Medicare Compliance & Reimbursement

INDUSTRY NOTES:

CMS May Be Just Going Through The CAP Motions

Plus:  Medicare defrauder loses medical license, title.

The Centers for Medicare & Medicaid Services finally issued instructions on how to enroll in the Competitive Acquisition Program for Part B drugs, which promised to take the headache of stocking and billing for drugs out of providers' hands.

In Transmittal 932, dated April 28, the agency says providers can enroll by going to www.cms.hhs.gov/CompetitiveAcquisitionBios/02_infophys.asp and downloading the application form. You can submit the form to your carrier.

"I think CMS is just going through the formality" of setting up the CAP program, because the agency knows providers aren't interested, says Carolyn Davis Hutt, reimbursement coordinator with Oncology Hematology West in Omaha, NE. "I have never felt that this was going to work."

In other transmittals, CMS also:

· Clarified the process of applying for a provider number and having your information checked by the carrier, in April 28 Transmittal 146.

· Allowed you to report diagnosis code V06.6 instead of both V03.82 and V04.81 if your patient received both the pneumococcal pneumonia and influenza vaccines, in April 28 Transmittal 921. It also required the carriers to accept CPT code 90660 for the flu vaccine.

· Introduced two new HCPCS codes for radiopharmaceutical diagnostic agents for PET scans in Transmittal 923, dated April 28. Code A9555 replaces Q3000 and A9552 replaces C1775. Doctor Can Never Use That Title Again, Judge Orders A defrauder of Medicare gets stripped of her freedom, her medical license--and her title.

After U.S. District Judge David Hittner sentenced Callie Hall Herpin to ten years in prison for health care fraud, he ordered her never to call herself a doctor again. "I consider you a disgrace to every physician in this country," he told her according to the Houston Chronicle.

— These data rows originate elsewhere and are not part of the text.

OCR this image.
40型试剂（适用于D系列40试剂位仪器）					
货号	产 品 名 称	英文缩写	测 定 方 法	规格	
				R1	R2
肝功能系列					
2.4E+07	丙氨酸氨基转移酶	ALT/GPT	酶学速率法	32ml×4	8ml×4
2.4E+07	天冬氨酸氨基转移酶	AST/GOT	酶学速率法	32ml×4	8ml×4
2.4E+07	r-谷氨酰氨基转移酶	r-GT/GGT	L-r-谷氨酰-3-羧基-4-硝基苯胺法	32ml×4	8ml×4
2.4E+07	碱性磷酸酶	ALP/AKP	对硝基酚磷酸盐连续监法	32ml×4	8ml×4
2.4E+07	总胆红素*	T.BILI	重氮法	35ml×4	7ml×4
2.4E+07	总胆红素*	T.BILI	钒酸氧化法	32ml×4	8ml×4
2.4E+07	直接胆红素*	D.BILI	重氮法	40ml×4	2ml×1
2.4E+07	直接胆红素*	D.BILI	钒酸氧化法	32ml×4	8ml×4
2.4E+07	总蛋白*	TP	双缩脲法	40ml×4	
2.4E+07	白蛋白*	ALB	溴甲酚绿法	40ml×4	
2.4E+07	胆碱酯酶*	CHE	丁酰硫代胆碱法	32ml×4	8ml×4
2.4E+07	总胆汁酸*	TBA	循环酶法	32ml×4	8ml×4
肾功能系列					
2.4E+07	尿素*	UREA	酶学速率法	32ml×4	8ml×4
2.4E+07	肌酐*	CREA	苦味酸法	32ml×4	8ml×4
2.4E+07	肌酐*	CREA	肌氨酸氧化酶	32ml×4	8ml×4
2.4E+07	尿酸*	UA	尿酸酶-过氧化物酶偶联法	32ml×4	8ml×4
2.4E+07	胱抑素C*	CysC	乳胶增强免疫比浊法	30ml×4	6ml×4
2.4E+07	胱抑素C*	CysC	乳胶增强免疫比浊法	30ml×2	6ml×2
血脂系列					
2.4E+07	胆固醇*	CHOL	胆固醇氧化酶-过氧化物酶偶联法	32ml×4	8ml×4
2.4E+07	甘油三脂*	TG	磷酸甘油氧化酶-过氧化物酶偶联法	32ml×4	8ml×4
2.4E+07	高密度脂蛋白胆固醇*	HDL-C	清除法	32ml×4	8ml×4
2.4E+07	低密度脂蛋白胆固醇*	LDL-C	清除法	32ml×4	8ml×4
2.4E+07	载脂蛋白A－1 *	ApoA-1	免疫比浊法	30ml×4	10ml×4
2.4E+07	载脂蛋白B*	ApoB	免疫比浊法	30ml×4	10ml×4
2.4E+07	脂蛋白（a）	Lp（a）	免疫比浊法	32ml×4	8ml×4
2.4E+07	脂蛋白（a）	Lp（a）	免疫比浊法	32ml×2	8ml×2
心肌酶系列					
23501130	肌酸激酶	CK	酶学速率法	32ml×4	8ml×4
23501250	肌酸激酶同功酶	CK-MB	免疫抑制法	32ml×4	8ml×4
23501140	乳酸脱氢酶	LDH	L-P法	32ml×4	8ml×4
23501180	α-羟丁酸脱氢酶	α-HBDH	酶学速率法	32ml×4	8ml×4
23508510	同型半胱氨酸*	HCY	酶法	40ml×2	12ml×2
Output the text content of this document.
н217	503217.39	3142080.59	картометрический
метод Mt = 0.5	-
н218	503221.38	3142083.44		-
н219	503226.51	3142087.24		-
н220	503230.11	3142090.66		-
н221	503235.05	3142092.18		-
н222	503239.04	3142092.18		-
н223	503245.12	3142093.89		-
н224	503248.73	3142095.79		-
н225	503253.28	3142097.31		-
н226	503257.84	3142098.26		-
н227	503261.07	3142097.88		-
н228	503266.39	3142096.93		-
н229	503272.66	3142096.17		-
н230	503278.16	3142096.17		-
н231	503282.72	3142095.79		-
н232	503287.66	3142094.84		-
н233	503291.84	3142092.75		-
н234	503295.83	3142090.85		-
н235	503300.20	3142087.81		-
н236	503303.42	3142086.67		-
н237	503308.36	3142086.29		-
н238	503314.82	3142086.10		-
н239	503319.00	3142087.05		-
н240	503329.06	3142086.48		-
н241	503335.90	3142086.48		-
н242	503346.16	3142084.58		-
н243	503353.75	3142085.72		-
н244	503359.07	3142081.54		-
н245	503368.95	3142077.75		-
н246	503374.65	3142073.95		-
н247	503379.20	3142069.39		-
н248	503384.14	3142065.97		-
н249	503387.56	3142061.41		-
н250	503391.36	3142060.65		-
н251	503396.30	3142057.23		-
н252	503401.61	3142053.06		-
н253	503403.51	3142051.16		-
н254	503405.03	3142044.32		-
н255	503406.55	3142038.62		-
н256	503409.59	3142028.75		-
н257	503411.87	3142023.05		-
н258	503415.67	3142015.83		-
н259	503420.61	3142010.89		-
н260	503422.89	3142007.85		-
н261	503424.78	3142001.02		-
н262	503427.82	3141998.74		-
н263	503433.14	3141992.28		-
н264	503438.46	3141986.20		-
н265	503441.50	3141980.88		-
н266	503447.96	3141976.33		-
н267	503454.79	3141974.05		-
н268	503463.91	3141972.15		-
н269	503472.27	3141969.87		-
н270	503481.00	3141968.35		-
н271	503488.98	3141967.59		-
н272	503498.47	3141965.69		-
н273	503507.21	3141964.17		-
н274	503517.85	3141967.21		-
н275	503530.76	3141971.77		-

Herpin was convicted of running a clinic that didn't treat any patients, but instead churned out false prescriptions for Vicodin and codeine-fortified cough syrup. She also allegedly prescribed unnecessary wheelchairs in a scheme that defrauded Medicare and Medicaid of $13 million. She must repay $12.9 million.

If Herpin ever calls herself a doctor after she gets out of prison, Hittner will send her back inside for violating his order, he said. "You will, from this date forward, immediately correct any individual or entity referring to you as doctor, M.D. or physician," Hittner instructed. Hittner wanted to sentence her to 27 years instead of 10, but her plea agreement capped her sentence at the federal maximum.